Central African Republic alleged rebel appears at ICC
THE HAGUE, Netherlands (AP) — An alleged coordinator of a predominantly Christian rebel group in the Central African Republic appeared Tuesday at the International Criminal Court for the first time since he was arrested in Chad and turned over to the court to face charges of war crimes and crimes against humanity.
Maxime Jeoffroy Eli Mokom Gawaka, a former government minister, is accused by prosecutors at the global court of coordinating operations of the anti-Balaka, a mainly Christian group, which fought against the predominantly Muslim Seleka rebel group that left thousands dead and displaced hundreds of thousands in 2013 and 2014 in Central African Republic.
He is the fourth suspect from the long-running conflict in the mineral-rich but impoverished nation to appear before judges at the global court.
Mokom faces charges, which must still be confirmed by judges, including murder, extermination, deportation, torture, persecution, enforced disappearance and other inhumane acts.
He was not required to enter pleas on Tuesday, and presiding judge Rosario Salvatore Aitala scheduled a hearing to evaluate evidence supporting the charges for Jan. 31 next year.
Mokom, 43, was sent to the court from Chad after being detained on an arrest warrant that was issued under seal in December 2018.
His lawyer, Nick Kaufman, told judges that Mokom was grabbed on a road near the border with Central African Republic on Feb. 27, “bundled with brute force into the back seat of a security vehicle and driven 13 hours in the blistering heat sandwiched between two security officials” to the capital of Chad. There, he was “thrown into a filthy, mosquito-infested cell in the dungeons of the National Security Agency.” He was transferred to The Hague last week.
Intercommunal fighting has plagued Central African Republic since 2013, when Seleka rebels seized power and forced then-President Francois Bozize from office. Anti-Balaka militias later fought back, also targeting civilians and sending most of the Muslim residents of the capital, Bangui, fleeing in fear.
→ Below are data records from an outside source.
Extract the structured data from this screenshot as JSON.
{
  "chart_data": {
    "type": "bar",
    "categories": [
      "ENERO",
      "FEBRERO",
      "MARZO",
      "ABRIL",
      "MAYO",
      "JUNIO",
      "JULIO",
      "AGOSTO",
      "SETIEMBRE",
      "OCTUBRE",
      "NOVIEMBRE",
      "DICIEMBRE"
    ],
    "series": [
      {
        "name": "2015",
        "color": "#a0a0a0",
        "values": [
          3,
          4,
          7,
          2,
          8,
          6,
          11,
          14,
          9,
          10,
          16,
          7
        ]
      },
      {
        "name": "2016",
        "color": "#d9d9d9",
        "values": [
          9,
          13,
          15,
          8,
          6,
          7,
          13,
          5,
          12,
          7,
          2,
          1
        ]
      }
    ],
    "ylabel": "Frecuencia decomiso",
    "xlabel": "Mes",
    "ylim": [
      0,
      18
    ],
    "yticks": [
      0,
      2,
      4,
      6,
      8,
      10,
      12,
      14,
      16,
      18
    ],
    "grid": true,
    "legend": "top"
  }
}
A peace deal between the government and 14 rebel groups was signed in February 2019, but violence erupted after the constitutional court rejected Bozize’s candidacy to run for president in 2020.
Two other alleged anti-Balaka commanders, Alfred Yekatom and Patrice-Edouard Ngaïssona, are already on trial at the ICC. An alleged Seleka commander, Mahamat Said Abdel Kani, was handed to the court last year. His trial is scheduled to open in September.